Dienstag, 1. Februar 2011

STARTFELD

Ich esse, du isst, wir essen. Wir leben, du lebst. Manche schaffen es sogar, beides zu vereinen: ich lebe und esse trotzdem, ich esse und lebe trotzdem.
Stimmt nicht.

Während ich hier beispielsweise gerade auf kleine graue Quadrate einkloppe, stopf ich mir parallel M&Ms in den Mund. Essen ist so etwas wie der Grundbeat zu meinem Leben. Leider nur scheint ebendieser Beat taub und stumm oder auch bloß ignorant und selbstgefällig zu sein, jedenfalls passt er sich nie, nie, niemals der Melodie an, die sich darüber legt.
Ich esse also eher als dass ich lebe.

Gerede und Geschreibe über Essstörungen können relativ bis sehr nervtötend sein, vor allen Dingen dann, wenn man sich durchaus seiner kläglichen Situation bewusst ist, sie vielleicht sogar in der Lage ist zu analysieren, nicht aber verändern kann.
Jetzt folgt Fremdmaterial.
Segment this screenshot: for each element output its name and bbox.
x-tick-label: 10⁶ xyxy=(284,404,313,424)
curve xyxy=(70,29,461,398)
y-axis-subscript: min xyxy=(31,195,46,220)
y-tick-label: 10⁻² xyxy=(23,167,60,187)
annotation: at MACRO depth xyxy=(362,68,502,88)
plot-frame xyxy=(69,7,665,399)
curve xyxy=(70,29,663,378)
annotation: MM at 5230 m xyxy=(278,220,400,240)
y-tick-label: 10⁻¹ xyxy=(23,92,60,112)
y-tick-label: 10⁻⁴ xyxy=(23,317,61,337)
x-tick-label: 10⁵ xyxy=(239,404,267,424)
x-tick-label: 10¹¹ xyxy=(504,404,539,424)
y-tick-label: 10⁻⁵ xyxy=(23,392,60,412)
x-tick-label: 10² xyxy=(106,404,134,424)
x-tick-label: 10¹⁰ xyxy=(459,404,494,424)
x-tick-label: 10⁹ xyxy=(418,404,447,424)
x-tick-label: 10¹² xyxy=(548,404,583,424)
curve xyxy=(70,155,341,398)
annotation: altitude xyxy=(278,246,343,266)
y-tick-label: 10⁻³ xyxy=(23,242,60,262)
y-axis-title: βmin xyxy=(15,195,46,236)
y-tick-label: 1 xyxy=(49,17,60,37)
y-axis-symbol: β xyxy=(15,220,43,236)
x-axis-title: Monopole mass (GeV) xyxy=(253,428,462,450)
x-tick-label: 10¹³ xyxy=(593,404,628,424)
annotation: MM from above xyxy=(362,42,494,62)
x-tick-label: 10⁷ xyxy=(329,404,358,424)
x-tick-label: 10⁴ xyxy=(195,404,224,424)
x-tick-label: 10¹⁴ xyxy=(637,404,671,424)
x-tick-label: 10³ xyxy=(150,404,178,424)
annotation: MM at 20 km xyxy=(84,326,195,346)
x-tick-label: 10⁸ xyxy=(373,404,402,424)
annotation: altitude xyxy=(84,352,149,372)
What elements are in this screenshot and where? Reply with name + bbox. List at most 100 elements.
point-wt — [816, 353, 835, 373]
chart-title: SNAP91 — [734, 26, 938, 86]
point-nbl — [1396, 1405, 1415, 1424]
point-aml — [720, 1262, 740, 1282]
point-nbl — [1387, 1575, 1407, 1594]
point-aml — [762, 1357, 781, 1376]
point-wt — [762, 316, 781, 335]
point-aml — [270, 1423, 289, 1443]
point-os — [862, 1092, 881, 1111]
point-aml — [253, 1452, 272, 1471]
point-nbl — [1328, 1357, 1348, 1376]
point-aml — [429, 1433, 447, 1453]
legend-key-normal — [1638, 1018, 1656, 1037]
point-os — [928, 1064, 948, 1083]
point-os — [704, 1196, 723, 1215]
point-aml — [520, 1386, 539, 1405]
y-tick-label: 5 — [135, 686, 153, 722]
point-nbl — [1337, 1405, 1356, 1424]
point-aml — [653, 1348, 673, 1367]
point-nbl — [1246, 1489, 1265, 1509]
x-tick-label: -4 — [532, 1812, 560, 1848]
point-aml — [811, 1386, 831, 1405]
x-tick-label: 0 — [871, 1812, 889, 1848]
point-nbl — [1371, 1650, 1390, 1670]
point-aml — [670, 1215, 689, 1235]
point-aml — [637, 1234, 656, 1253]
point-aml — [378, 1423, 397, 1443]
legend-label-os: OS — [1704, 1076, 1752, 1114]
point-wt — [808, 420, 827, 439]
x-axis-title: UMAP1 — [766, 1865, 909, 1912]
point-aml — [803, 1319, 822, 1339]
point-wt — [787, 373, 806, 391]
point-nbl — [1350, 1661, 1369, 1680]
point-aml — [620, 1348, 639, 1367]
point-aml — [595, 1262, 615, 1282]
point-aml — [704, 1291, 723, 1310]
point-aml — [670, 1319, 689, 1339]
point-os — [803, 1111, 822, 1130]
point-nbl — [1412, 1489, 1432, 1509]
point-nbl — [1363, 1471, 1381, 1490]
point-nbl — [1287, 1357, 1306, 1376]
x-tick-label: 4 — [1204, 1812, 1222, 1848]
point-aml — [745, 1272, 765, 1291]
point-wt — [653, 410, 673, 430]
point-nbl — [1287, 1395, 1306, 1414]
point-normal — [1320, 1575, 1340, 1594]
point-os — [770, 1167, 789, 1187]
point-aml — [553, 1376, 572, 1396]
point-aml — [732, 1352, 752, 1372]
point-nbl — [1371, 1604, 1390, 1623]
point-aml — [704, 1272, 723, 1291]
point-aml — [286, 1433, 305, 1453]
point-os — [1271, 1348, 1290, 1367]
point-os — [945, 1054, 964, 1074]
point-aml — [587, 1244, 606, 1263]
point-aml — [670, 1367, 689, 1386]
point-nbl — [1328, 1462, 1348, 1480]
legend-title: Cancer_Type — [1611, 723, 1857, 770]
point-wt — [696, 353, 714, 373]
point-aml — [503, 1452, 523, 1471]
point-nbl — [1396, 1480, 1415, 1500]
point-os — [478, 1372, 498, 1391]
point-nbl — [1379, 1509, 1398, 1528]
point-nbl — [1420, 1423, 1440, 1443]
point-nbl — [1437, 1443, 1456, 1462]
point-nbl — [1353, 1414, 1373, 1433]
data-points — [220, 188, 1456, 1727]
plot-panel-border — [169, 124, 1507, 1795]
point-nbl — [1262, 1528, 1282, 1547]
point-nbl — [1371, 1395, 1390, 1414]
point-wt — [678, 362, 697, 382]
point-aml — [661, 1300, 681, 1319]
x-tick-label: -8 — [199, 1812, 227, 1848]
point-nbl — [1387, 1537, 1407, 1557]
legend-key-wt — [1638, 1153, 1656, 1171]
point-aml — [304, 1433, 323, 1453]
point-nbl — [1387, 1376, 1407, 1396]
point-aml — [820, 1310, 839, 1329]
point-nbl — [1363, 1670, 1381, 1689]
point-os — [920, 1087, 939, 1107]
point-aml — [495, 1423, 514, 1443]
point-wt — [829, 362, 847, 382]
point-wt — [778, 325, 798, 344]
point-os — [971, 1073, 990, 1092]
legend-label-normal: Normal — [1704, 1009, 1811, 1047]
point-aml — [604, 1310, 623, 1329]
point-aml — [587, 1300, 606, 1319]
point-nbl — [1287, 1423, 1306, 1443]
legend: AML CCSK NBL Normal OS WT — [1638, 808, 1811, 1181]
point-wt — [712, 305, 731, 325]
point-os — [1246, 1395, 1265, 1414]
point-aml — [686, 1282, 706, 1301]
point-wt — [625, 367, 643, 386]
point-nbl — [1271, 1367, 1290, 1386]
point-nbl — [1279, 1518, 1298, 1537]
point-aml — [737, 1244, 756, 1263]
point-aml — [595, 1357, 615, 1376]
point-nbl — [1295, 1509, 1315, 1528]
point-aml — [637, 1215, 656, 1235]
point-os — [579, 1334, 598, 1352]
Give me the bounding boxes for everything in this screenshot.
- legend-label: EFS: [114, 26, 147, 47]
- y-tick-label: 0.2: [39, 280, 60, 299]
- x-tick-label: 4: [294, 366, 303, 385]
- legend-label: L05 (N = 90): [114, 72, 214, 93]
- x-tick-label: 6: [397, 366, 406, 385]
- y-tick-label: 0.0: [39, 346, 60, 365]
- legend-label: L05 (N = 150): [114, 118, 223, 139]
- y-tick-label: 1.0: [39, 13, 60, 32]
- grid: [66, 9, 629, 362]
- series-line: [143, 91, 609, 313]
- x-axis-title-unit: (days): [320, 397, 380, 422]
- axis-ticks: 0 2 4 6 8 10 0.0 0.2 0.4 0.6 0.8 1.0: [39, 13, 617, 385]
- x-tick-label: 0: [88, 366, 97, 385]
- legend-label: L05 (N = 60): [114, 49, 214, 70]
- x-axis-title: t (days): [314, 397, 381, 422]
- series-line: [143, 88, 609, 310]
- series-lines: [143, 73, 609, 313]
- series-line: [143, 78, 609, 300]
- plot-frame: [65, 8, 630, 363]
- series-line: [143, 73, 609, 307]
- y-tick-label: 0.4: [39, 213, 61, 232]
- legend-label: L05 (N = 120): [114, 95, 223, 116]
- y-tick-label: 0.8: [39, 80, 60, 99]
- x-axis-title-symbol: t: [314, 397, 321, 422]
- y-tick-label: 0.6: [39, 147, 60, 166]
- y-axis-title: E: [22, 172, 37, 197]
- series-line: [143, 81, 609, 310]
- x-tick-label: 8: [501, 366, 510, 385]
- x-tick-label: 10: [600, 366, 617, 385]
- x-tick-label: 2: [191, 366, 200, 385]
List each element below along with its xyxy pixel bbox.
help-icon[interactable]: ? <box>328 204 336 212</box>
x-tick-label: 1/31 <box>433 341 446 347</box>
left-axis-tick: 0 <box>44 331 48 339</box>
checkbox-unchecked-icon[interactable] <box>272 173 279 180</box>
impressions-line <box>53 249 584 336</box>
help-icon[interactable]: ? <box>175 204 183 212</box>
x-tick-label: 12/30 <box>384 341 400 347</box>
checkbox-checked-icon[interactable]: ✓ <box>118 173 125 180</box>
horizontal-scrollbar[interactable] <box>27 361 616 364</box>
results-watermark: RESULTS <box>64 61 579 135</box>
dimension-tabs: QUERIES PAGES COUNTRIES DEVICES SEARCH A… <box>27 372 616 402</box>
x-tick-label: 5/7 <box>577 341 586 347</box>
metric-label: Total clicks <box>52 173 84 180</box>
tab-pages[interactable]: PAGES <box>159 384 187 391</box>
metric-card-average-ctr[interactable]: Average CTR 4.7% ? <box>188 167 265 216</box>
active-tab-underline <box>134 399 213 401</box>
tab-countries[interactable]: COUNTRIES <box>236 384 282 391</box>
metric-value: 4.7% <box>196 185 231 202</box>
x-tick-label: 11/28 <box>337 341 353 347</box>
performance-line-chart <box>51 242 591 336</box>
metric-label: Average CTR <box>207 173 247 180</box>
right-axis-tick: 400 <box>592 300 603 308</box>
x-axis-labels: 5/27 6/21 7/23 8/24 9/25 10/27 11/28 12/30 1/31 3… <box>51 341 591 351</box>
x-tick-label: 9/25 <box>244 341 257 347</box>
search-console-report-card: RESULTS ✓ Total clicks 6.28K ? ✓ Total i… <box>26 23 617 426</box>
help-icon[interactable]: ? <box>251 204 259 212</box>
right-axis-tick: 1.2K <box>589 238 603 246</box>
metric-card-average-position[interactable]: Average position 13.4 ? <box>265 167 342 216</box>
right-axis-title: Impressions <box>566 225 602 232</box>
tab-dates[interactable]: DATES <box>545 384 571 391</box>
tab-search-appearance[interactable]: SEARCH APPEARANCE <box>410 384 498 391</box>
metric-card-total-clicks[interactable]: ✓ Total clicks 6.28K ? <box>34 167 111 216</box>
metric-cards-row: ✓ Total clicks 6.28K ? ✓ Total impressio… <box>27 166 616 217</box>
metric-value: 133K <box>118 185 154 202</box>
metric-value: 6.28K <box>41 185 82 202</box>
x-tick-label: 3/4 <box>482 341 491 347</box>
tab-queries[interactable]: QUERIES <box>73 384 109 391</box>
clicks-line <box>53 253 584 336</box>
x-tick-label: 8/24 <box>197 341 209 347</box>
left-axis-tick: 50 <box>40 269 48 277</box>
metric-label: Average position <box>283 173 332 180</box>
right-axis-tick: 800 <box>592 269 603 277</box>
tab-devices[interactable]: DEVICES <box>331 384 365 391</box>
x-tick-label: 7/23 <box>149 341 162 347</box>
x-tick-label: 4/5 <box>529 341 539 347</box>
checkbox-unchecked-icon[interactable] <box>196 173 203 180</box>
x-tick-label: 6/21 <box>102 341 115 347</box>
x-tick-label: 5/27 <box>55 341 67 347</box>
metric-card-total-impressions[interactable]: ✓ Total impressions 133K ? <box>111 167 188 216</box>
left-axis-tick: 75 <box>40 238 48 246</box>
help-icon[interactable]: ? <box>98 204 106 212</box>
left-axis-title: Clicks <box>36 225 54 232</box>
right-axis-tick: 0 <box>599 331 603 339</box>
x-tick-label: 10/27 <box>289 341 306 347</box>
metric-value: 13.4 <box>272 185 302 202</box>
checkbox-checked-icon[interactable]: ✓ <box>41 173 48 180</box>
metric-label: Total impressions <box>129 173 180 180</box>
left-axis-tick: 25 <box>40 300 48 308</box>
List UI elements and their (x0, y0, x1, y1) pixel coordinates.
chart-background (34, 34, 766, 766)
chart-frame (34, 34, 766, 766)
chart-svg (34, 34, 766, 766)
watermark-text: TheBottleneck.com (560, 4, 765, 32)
Absolut erquickend ist in diesem Zusammenhang die Erkenntnis: „Ich bräuchte fremde Hilfe!“ und im gleichen Atemzug das Gefühl, lächerlich zu sein; in seinen (vielleicht doch bloß eingebildeten?) Problemen und dem weitreichend selbstreflektierten Gedanken: „Wieso redest du dir Sachen ein, von denen du in derselben Sekunde weißt, dass sie ganz anders liegen?“. Und man weiß, als ob das nicht genug wäre, dass auch dieses Denken nichts als aufgesetzt ist: dass die Sachen eben doch so liegen. Genau so!

Wenn ich nach Hause komme, finde ich mich früher oder später in der Küche wieder. Genauer: am Tisch. Konkreter: mit einem Keks/ einem Stück Schokolade/ ein wenig angerührtem Teig/ irgendwas Süßem in der Hand. Gen Abend dann häufig mit etwas Salzigem, zur Nachtzeit mit einem kleinen Betthupferl, ebenfalls herzhaft (man geht schließlich mit den Tageszeiten). Vor vielen Monaten bin ich dann regelmäßig in die Bücherei gelaufen und habe mich durch das Regalbrett „Essstörungen“, Abteilung Psychologie, zweiter Stock gelesen. Auch die Bücher, die ich mir gekauft habe, diagnostizierten: „Zwanghaftes Essen“. Aha. Schön. Oder vielmehr: ekelhaft! Richtig widerlich! Wer macht denn sowas bitte? Entweder du bist magersüchtig oder hast Bulimie. Das sind Essstörungen. Aber zwanghaftes Essen? 

Davon reden sie nie. (Höchstens unterschwellig, in wüsten, vermeintlich nebenbei geäußerten Anmerkungen wie: „Boah. Guck mal, wie fett die/der ist! Frisst bestimmt den ganzen Tag.“)
Ich bin nicht „fett“, eher normal, leicht pummelig vielleicht. Es gibt schließlich auch beim zwanghaften Essen wie bei jeder Essstörung Phasen und Schübe. Vor drei Wochen dachte ich, die Welt wäre schön; ich aß nur dann, wenn ich Hunger hatte (was ist Hunger?).  Jetzt wiederum esse fresse ich wieder, fast ununterbrochen (ja, Selbsthass ist nicht schön; nein, ich kann zurzeit nichts dagegen tun – und er hat sich schon relativiert im Laufe des letzten Jahres!).

Wenn du ständig isst, fühlt sich dein Leben diffus an. Du hörst auf zu glauben, dass essen etwas Gutes ist. Dass man essen darf (ganz davon abgesehen, dass man muss).
Der Weg dahin ist meistens eine Verstrickung blöder Geschehnisse: eine Diät, eine Phase Magersucht, ein kleiner Erfolg, ein Misserfolg, eine Runde kotzen, alles auf Anfang.
Ganz auf Start kommt man aber nie zurück. Einziger Ausweg: selbst ein neues Startfeld festlegen.
Und dit versuch ick jetz mal: cogor ist ein Blog über zwanghaftes Essen/Binge Eating.